Numbers in Transformation Matrices

Way too often I see people trying to jump through hoops to get something into transformation matrices. They wonder about the correct order of compositing glTranslate/glRotate/… calls; or they track object axis vectors over time, calculate angles between them, then try to convert that into basic transformation primitives (translate/rotate), then put that into correct order to get some object correctly positioned. Instead of just using the axis vectors they already have!

The single most useful thing I remember from the university: it made me understand transformation matrices; what they actually are and how they work. And believe me, this does give a whole new meaning to life, unverse and everything.

Here I’ll try to explain what the numbers in a regular transformation matrix actually mean.
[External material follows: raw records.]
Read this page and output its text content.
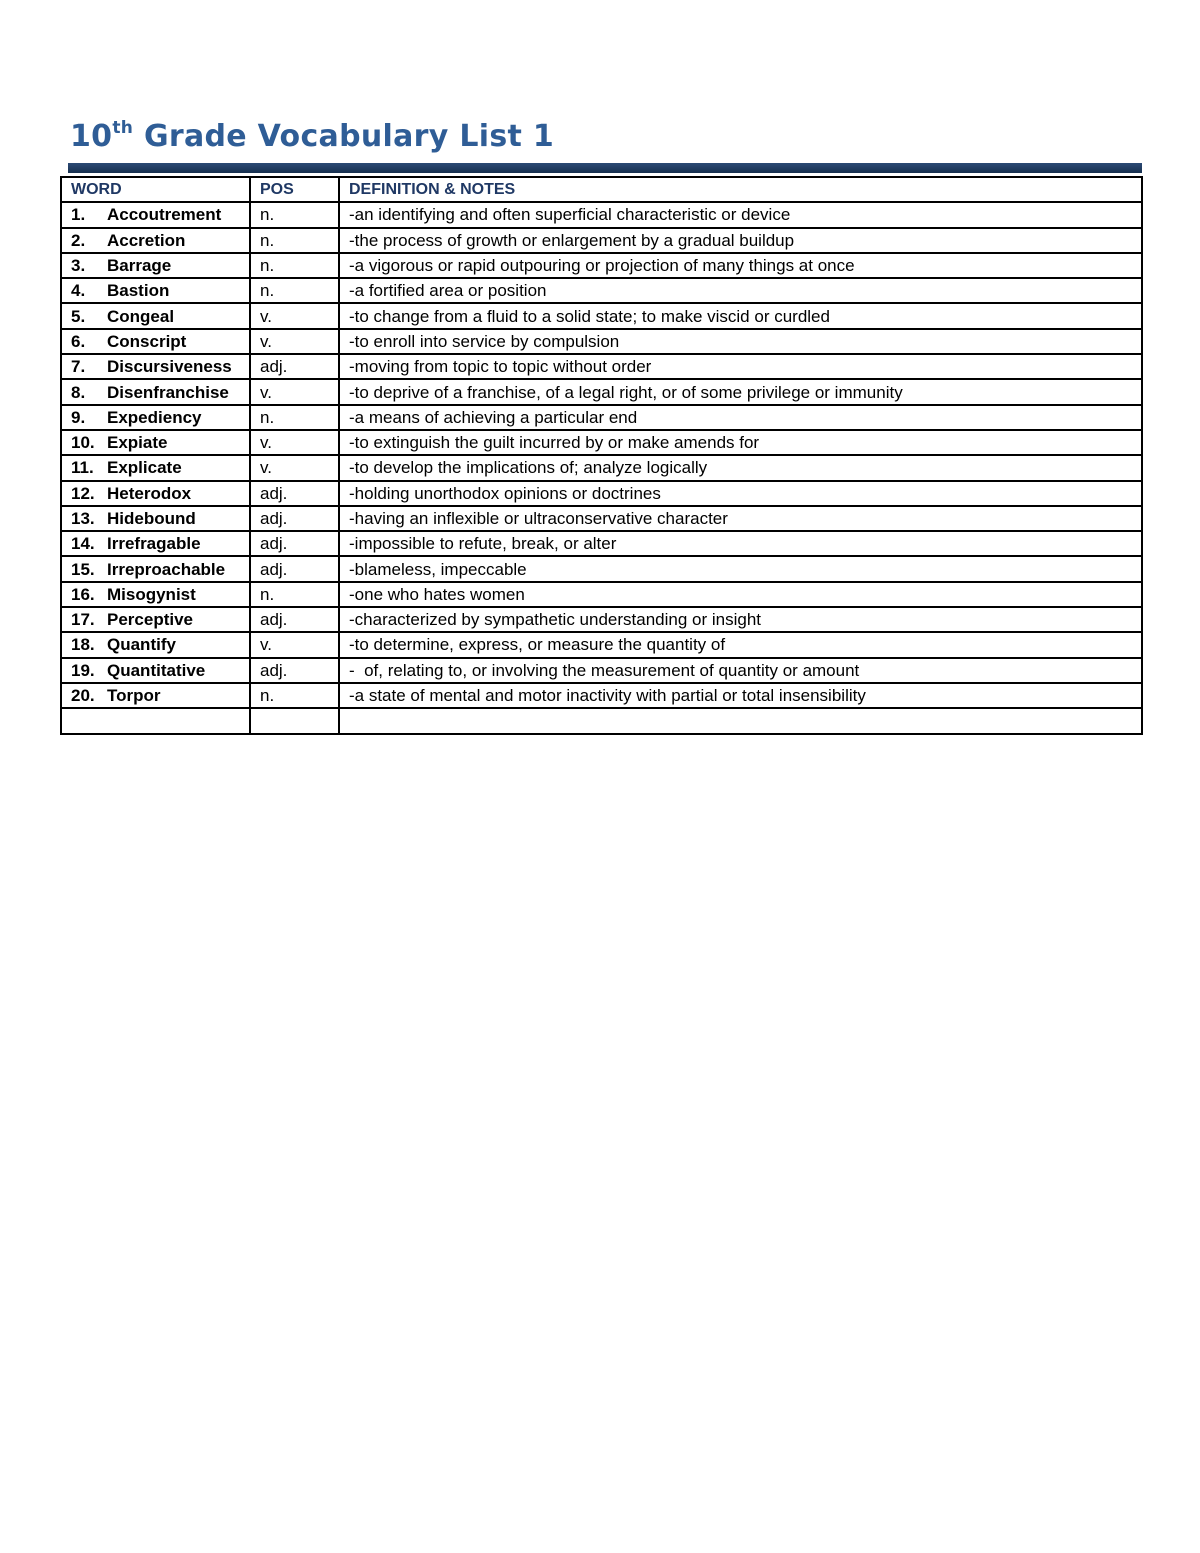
10th Grade Vocabulary List 1
WORD	POS	DEFINITION & NOTES
1. Accoutrement	n.	-an identifying and often superficial characteristic or device
2. Accretion	n.	-the process of growth or enlargement by a gradual buildup
3. Barrage	n.	-a vigorous or rapid outpouring or projection of many things at once
4. Bastion	n.	-a fortified area or position
5. Congeal	v.	-to change from a fluid to a solid state; to make viscid or curdled
6. Conscript	v.	-to enroll into service by compulsion
7. Discursiveness	adj.	-moving from topic to topic without order
8. Disenfranchise	v.	-to deprive of a franchise, of a legal right, or of some privilege or immunity
9. Expediency	n.	-a means of achieving a particular end
10. Expiate	v.	-to extinguish the guilt incurred by or make amends for
11. Explicate	v.	-to develop the implications of; analyze logically
12. Heterodox	adj.	-holding unorthodox opinions or doctrines
13. Hidebound	adj.	-having an inflexible or ultraconservative character
14. Irrefragable	adj.	-impossible to refute, break, or alter
15. Irreproachable	adj.	-blameless, impeccable
16. Misogynist	n.	-one who hates women
17. Perceptive	adj.	-characterized by sympathetic understanding or insight
18. Quantify	v.	-to determine, express, or measure the quantity of
19. Quantitative	adj.	-  of, relating to, or involving the measurement of quantity or amount
20. Torpor	n.	-a state of mental and motor inactivity with partial or total insensibility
I won’t be touching perspective or other funky matrices, because I don’t actually know how they work. I hope to learn that someday!

What are the values in the matrix?

A regular 3D transformation matrix is a 4x4 grid of numbers (notes on layout below):

Xx Xy Xz 0
Yx Yy Yz 0
Zx Zy Zz 0
Ox Oy Oz 1

In the matrix (Xx, Xy, Xz) is the X vector, (Yx, Yy, Yz) is the Y vector, (Zx, Zy, Zz) is the Z vector and (Ox, Oy, Oz) is the origin (position). One common convention is that X means “right side”, Y means “up”, Z means “forward” and position is, well, position.
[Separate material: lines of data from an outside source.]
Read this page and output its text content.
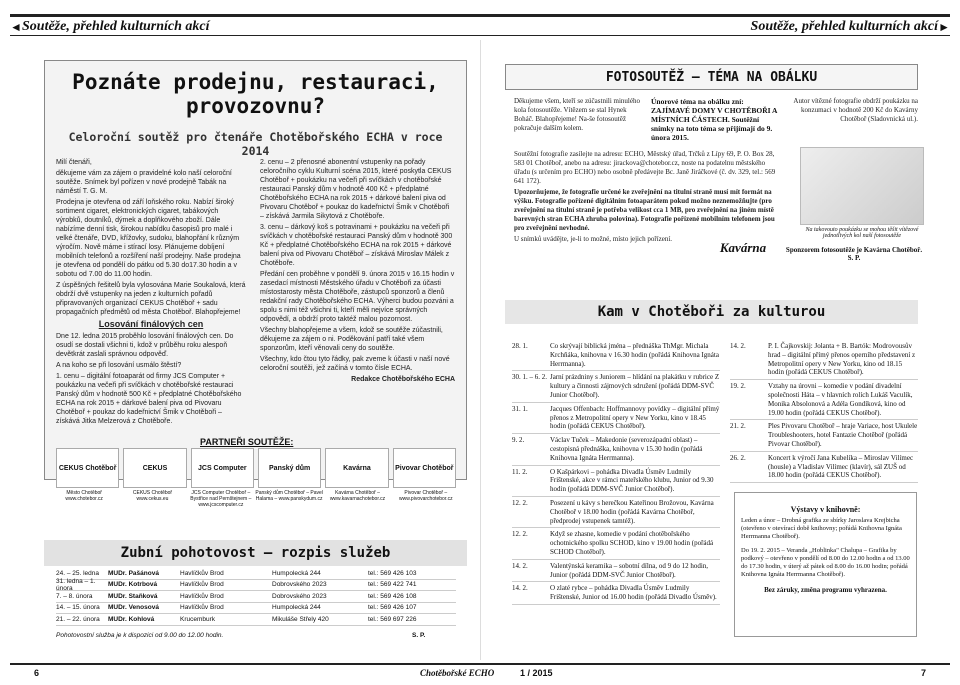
◄ Soutěže, přehled kulturních akcí	Soutěže, přehled kulturních akcí ►
Poznáte prodejnu, restauraci, provozovnu?
Celoroční soutěž pro čtenáře Chotěbořského ECHA v roce 2014

Milí čtenáři,

děkujeme vám za zájem o pravidelné kolo naší celoroční soutěže. Snímek byl pořízen v nové prodejně Tabák na náměstí T. G. M.

Prodejna je otevřena od září loňského roku. Nabízí široký sortiment cigaret, elektronických cigaret, tabákových výrobků, doutníků, dýmek a doplňkového zboží. Dále nabízíme denní tisk, širokou nabídku časopisů pro malé i velké čtenáře, DVD, křížovky, sudoku, blahopřání k různým výročím. Nově máme i stírací losy. Plánujeme dobíjení mobilních telefonů a rozšíření naší prodejny. Naše prodejna je otevřena od pondělí do pátku od 5.30 do17.30 hodin a v sobotu od 7.00 do 11.00 hodin.

Z úspěšných řešitelů byla vylosována Marie Soukalová, která obdrží dvě vstupenky na jeden z kulturních pořadů připravovaných organizací CEKUS Chotěboř + sadu propagačních předmětů od města Chotěboř. Blahopřejeme!

Losování finálových cen

Dne 12. ledna 2015 proběhlo losování finálových cen. Do osudí se dostali všichni ti, kdož v průběhu roku alespoň devětkrát zaslali správnou odpověď.

A na koho se při losování usmálo štěstí?

1. cenu – digitální fotoaparát od firmy JCS Computer + poukázku na večeři při svíčkách v chotěbořské restauraci Panský dům v hodnotě 500 Kč + předplatné Chotěbořského ECHA na rok 2015 + dárkové balení piva od Pivovaru Chotěboř + poukaz do kadeřnictví Šmik v Chotěboři – získává Jitka Melzerová z Chotěboře.

2. cenu – 2 přenosné abonentní vstupenky na pořady celoročního cyklu Kulturní scéna 2015, které poskytla CEKUS Chotěboř + poukázku na večeři při svíčkách v chotěbořské restauraci Panský dům v hodnotě 400 Kč + předplatné Chotěbořského ECHA na rok 2015 + dárkové balení piva od Pivovaru Chotěboř + poukaz do kadeřnictví Šmik v Chotěboři – získává Jarmila Sikytová z Chotěboře.

3. cenu – dárkový koš s potravinami + poukázku na večeři při svíčkách v chotěbořské restauraci Panský dům v hodnotě 300 Kč + předplatné Chotěbořského ECHA na rok 2015 + dárkové balení piva od Pivovaru Chotěboř – získává Miroslav Málek z Chotěboře.

Předání cen proběhne v pondělí 9. února 2015 v 16.15 hodin v zasedací místnosti Městského úřadu v Chotěboři za účasti místostarosty města Chotěboře, zástupců sponzorů a členů redakční rady Chotěbořského ECHA. Výherci budou pozváni a spolu s nimi též všichni ti, kteří měli nejvíce správných odpovědí, a obdrží proto taktéž malou pozornost.

Všechny blahopřejeme a všem, kdož se soutěže zúčastnili, děkujeme za zájem o ni. Poděkování patří také všem sponzorům, kteří věnovali ceny do soutěže.

Všechny, kdo čtou tyto řádky, pak zveme k účasti v naší nové celoroční soutěži, jež začíná v tomto čísle ECHA.

Redakce Chotěbořského ECHA

PARTNEŘI SOUTĚŽE:
CEKUS Chotěboř	CEKUS	JCS Computer	Panský dům	Kavárna	Pivovar Chotěboř
Město Chotěboř www.chotebor.cz
CEKUS Chotěboř www.cekus.eu
JCS Computer Chotěboř – Bystřice nad Pernštejnem – www.jcscomputer.cz
Panský dům Chotěboř – Pavel Halama – www.panskydum.cz
Kavárna Chotěboř – www.kavarnachotebor.cz
Pivovar Chotěboř – www.pivovarchotebor.cz
Zubní pohotovost – rozpis služeb
24. – 25. ledna	MUDr. Pašánová	Havlíčkův Brod	Humpolecká 244	tel.: 569 426 103
31. ledna – 1. února	MUDr. Kotrbová	Havlíčkův Brod	Dobrovského 2023	tel.: 569 422 741
7. – 8. února	MUDr. Staňková	Havlíčkův Brod	Dobrovského 2023	tel.: 569 426 108
14. – 15. února	MUDr. Venosová	Havlíčkův Brod	Humpolecká 244	tel.: 569 426 107
21. – 22. února	MUDr. Kohlová	Krucemburk	Mikuláše Střely 420	tel.: 569 697 226
Pohotovostní služba je k dispozici od 9.00 do 12.00 hodin.	S. P.
FOTOSOUTĚŽ – TÉMA NA OBÁLKU
Děkujeme všem, kteří se zúčastnili minulého kola fotosoutěže. Vítězem se stal Hynek Boháč. Blahopřejeme! Na-še fotosoutěž pokračuje dalším kolem.
Únorové téma na obálku zní: ZAJÍMAVÉ DOMY V CHOTĚBOŘI A MÍSTNÍCH ČÁSTECH. Soutěžní snímky na toto téma se přijímají do 9. února 2015.
Autor vítězné fotografie obdrží poukázku na konzumaci v hodnotě 200 Kč do Kavárny Chotěboř (Sladovnická ul.).

Soutěžní fotografie zasílejte na adresu: ECHO, Městský úřad, Trčků z Lípy 69, P. O. Box 28, 583 01 Chotěboř, anebo na adresu: jirackova@chotebor.cz, noste na podatelnu městského úřadu (s určením pro ECHO) nebo osobně předávejte Bc. Janě Jiráčkové (č. dv. 329, tel.: 569 641 172).

Upozorňujeme, že fotografie určené ke zveřejnění na titulní straně musí mít formát na výšku. Fotografie pořízené digitálním fotoaparátem pokud možno neznemožňujte (pro zveřejnění na titulní straně je potřeba velikost cca 1 MB, pro zveřejnění na jiném místě barevných stran ECHA zhruba polovina). Fotografie pořízené mobilním telefonem jsou pro zveřejnění nevhodné.

U snímků uvádějte, je-li to možné, místo jejich pořízení.

Na takovouto poukázku se mohou těšit vítězové jednotlivých kol naší fotosoutěže
Kavárna	Sponzorem fotosoutěže je Kavárna Chotěboř. S. P.
Kam v Chotěboři za kulturou
28. 1.	Co skrývají biblická jména – přednáška ThMgr. Michala Krchňáka, knihovna v 16.30 hodin (pořádá Knihovna Ignáta Herrmanna).
30. 1. – 6. 2. Jarní prázdniny s Juniorem – hlídání na plakátku v rubrice Z kultury a činnosti zájmových sdružení (pořádá DDM-SVČ Junior Chotěboř).
31. 1.	Jacques Offenbach: Hoffmannovy povídky – digitální přímý přenos z Metropolitní opery v New Yorku, kino v 18.45 hodin (pořádá CEKUS Chotěboř).
9. 2.	Václav Tuček – Makedonie (severozápadní oblast) – cestopisná přednáška, knihovna v 15.30 hodin (pořádá Knihovna Ignáta Herrmanna).
11. 2.	O Kašpárkovi – pohádka Divadla Úsměv Ludmily Frištenské, akce v rámci mateřského klubu, Junior od 9.30 hodin (pořádá DDM-SVČ Junior Chotěboř).
12. 2.	Posezení u kávy s herečkou Kateřinou Brožovou, Kavárna Chotěboř v 18.00 hodin (pořádá Kavárna Chotěboř, předprodej vstupenek tamtéž).
12. 2.	Když se zhasne, komedie v podání chotěbořského ochotnického spolku SCHOD, kino v 19.00 hodin (pořádá SCHOD Chotěboř).
14. 2.	Valentýnská keramika – sobotní dílna, od 9 do 12 hodin, Junior (pořádá DDM-SVČ Junior Chotěboř).
14. 2.	O zlaté rybce – pohádka Divadla Úsměv Ludmily Frištenské, Junior od 16.00 hodin (pořádá Divadlo Úsměv).
14. 2.	P. I. Čajkovskij: Jolanta + B. Bartók: Modrovousův hrad – digitální přímý přenos operního představení z Metropolitní opery v New Yorku, kino od 18.15 hodin (pořádá CEKUS Chotěboř).
19. 2.	Vztahy na úrovni – komedie v podání divadelní společnosti Háta – v hlavních rolích Lukáš Vaculík, Monika Absolonová a Adéla Gondíková, kino od 19.00 hodin (pořádá CEKUS Chotěboř).
21. 2.	Ples Pivovaru Chotěboř – hraje Variace, host Ukulele Troubleshooters, hotel Fantazie Chotěboř (pořádá Pivovar Chotěboř).
26. 2.	Koncert k výročí Jana Kubelíka – Miroslav Vilímec (housle) a Vladislav Vilímec (klavír), sál ZUŠ od 18.00 hodin (pořádá CEKUS Chotěboř).
Výstavy v knihovně:
Leden a únor – Drobná grafika ze sbírky Jaroslava Krejbicha (otevřeno v otevírací době knihovny; pořádá Knihovna Ignáta Herrmanna Chotěboř).
Do 19. 2. 2015 – Veranda „Hoblinka" Chalupa – Grafika by podkový – otevřeno v pondělí od 8.00 do 12.00 hodin a od 13.00 do 17.30 hodin, v úterý až pátek od 8.00 do 16.00 hodin; pořádá Knihovna Ignáta Herrmanna Chotěboř).
Bez záruky, změna programu vyhrazena.
6	Chotěbořské ECHO	1 / 2015	7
What does this mean? Basically two things:

  • If you know the orientation of your object as vectors ("my spaceship points along this vector, and it's "up" is along that vector) and it's position, you can construct the matrix directly! Note that unless the object is skewed, the third axis vector will be perpendicular to the other two and can be trivially found via cross product.
  • If you know the matrix of some object, you can find out it's position and orientation vectors directly. This also makes operations like "move forward by amount" fairly trivial - moving forward is adding Z axis multiplied by amount to the position. You can do all this directly on the matrix if you want to!

Basically that’s it. The coordinate axes are directly in the matrix. If the matrix is for just some rotated object, then the axes are all perpendicular and of unit length. If the object is scaled then the axes are of non-unit length; if the object is skewed then the axes are not perpendicular. Simple as that!

Note on layout and notation

The matrix notation above is like usually presented in Direct3D. OpenGL folks are more used to this notation:

Xx Yx Zx Ox
Xy Yy Zy Oy
Xz Yz Zz Oz
0  0  0  1

which is just transposed form of the above. But it’s actually just the notation, as the layout of matrices in memory is exactly the same between those APIs. That is, if a matrix is represented as array of 16 floats, then X axis is [0], [1], [2] elements and positions is [12], [13], [14] elements in both D3D and GL.

Primitive transformations

Understanding what numbers go into matrices also reveals why the "simple primitive" transformations do look like they look like. For example, a translation matrix is (transpose if you're OpenGL user):
1  0  0  0
0  1  0  0
0  0  1  0
Tx Ty Tz 1
Why it is like this? It should be pretty obvious by now: this matrix represents something that is not rotated in any way in relation to it's parent: the X, Y, Z axes are all just (1,0,0), (0,1,0), (0,0,1) - they correspond to parent axes. The origin is at position (Tx,Ty,Tz) inside the parent. So this is translation!

Similarly for scale:

Sx 0  0  0
0  Sy 0  0
0  0  Sz 0
0  0  0  1

Here the X, Y, Z axis vectors are (Sx,0,0), (0,Sy,0), (0,0,Sz) - just parent axes at different lengths. Scale!

Question now: given a matrix of some object, how would you construct a new matrix that has the object scaled along X axis twice, without doing matrix multiplication? Of course, just multiply the first three elements of the first row by two - it scales the X axis. Note that doing that does not mean it’s going to be faster than matrix multiplication, especially if your matrix math is SIMD optimized (don’t assume anything is going to be faster without asking the profiler first).

That's it!

Well, that’s it. For me this was a breakthrough moment - it made me realize that a matrix is a coordinate space, instead of a bunch of magic numbers that transform stuff into stuff. I was also going to write about how matrices are spaces expressed in terms of other spaces etc., but that proved to be hard to explain. I’ll just keep that for myself!